Table 2 Patient lineages across time and percentages of total lineages in Ontario made up by the lineage found in the patient
Fig. 1
figure 1

Maximum-likelihood phylogenetic tree showing SARS-CoV-2 reference sequence (MN908947.3), an Alpha lineage (B.1.1.7), a Delta lineage (B.1.617.2) and two Omicron lineages (B.1.1.529 and XBB.1.5), as well as the most prevalent lineages in Ontario at the times the patient was sampled (B.1.1.7, AY.74, BA.2, and BA.2.12.1). Bootstrap values are shown at the nodes

The next sample in the series (sample 9) was initially not assigned a lineage; however, breseq analysis revealed an infection that was a mix of B.1.1.176 and BA.1 at proportions of approximately 50% each. Mutations that were present in samples 1–8 but lost in sample 9 are shown in Table 3, while mutations that were first present in sample 9 are shown in Table 4. There were four nonsynonymous mutations present in 100% of reads in samples 1–9: C→T in the intergenic region before ORF1ab (a mutation characteristic of neither lineage), a 6 bp deletion in ORF1ab (characteristic of both B.1.1.176 and BA.1), P4715L in ORF1ab (characteristic of both B.1.1.176 and BA.1), and D614G in S (characteristic of only B.1.1.176). There were 13 nonsynonymous mutations present in samples 1–8 that were present in less than 40% of reads in sample 9 (referred to as lost mutations) and 43 nonsynonymous mutations that were present in greater than 40% of reads in sample 9 after not being present in the first 8 samples (referred to as gained mutations). These are shown in Tables 1 and 2 respectively. Of note for the gained mutations is the mutation S371F in S, which is not characteristic of either B.1.1.176 or BA.1, however the mutation S371L is characteristic of BA.1. There were also 11 nonsynonymous mutations that were not present in sample 1, appeared in some of samples 2–8, and were not present in sample 9, or were present in the intermediate samples, lost, and then reappeared in sample 9. These are shown in Table 5 and are referred to as fleeting mutations.

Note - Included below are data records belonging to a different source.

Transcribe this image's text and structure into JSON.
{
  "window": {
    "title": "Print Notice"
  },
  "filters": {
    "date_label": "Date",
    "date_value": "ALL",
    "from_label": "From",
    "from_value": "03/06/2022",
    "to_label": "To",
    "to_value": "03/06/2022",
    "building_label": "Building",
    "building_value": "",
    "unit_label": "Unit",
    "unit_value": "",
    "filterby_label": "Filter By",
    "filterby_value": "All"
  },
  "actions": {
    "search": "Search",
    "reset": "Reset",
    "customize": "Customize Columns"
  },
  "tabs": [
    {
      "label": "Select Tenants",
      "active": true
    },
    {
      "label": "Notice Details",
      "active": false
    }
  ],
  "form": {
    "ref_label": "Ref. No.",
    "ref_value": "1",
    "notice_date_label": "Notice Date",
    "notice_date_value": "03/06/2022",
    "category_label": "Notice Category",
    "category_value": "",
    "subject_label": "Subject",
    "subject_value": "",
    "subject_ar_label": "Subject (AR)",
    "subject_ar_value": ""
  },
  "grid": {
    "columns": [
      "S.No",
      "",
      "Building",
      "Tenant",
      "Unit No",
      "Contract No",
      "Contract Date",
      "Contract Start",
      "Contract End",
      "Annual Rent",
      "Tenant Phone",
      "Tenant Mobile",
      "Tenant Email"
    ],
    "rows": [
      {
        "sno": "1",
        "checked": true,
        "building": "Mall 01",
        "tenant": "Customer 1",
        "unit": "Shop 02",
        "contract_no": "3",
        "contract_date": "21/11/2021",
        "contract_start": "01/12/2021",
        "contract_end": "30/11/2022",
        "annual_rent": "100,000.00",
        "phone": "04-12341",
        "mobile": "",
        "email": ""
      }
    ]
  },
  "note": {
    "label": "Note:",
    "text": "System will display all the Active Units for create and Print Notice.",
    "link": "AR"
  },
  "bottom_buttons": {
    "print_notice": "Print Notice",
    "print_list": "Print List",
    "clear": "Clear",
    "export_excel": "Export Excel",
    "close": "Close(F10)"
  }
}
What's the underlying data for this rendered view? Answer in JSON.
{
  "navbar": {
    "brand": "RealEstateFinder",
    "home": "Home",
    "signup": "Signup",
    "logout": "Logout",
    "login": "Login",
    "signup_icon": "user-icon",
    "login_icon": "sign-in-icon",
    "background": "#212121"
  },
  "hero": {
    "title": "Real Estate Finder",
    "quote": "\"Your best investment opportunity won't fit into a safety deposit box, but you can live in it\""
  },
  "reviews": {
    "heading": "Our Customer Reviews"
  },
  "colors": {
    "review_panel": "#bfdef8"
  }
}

Table 3 Mutations lost in sample 9
Table 4 Mutations gained in sample 9
Table 5 Fleeting mutations

While sample 9 appeared to be a mixed infection of B.1.1.176 and BA.1, samples 10 and 11 were both assigned the lineage of BA.2.9, with 50 of 56 nonsynonymous mutations characteristic of BA.2.9. The mutations not characteristic of BA.2.9 (Table 6) were A5620S in ORF1ab, a 3 bp change to CTC in ORF6, C→T in the intergenic region between ORF7a and ORF8, A→T in the intergenic region between ORF8 and N, a 3 bp change to AAC in N, and a 26 bp deletion in the intergenic region after ORF10. Yet, samples 9 and 10 were missing 5 characteristic mutations of BA.2.9: L24S in S, D61L in ORF6, S84L in ORF8, and R203K and G204R in N.

Table 6 Mutations found in samples 10 and 11 that are not characteristic of BA.2.9

There were four mutations present in all 11 samples that were identified in 100% of reads: P4715L in ORF1ab and D614G in S (both of which are found in all three of B.1.1.176, BA.1, and BA.2.9), C→T in the intergenic region before ORF1a, and a 3 bp change to AAC in N. The latter two mutations are not characteristic of any of B.1.1.176, BA.1, or BA.2.9.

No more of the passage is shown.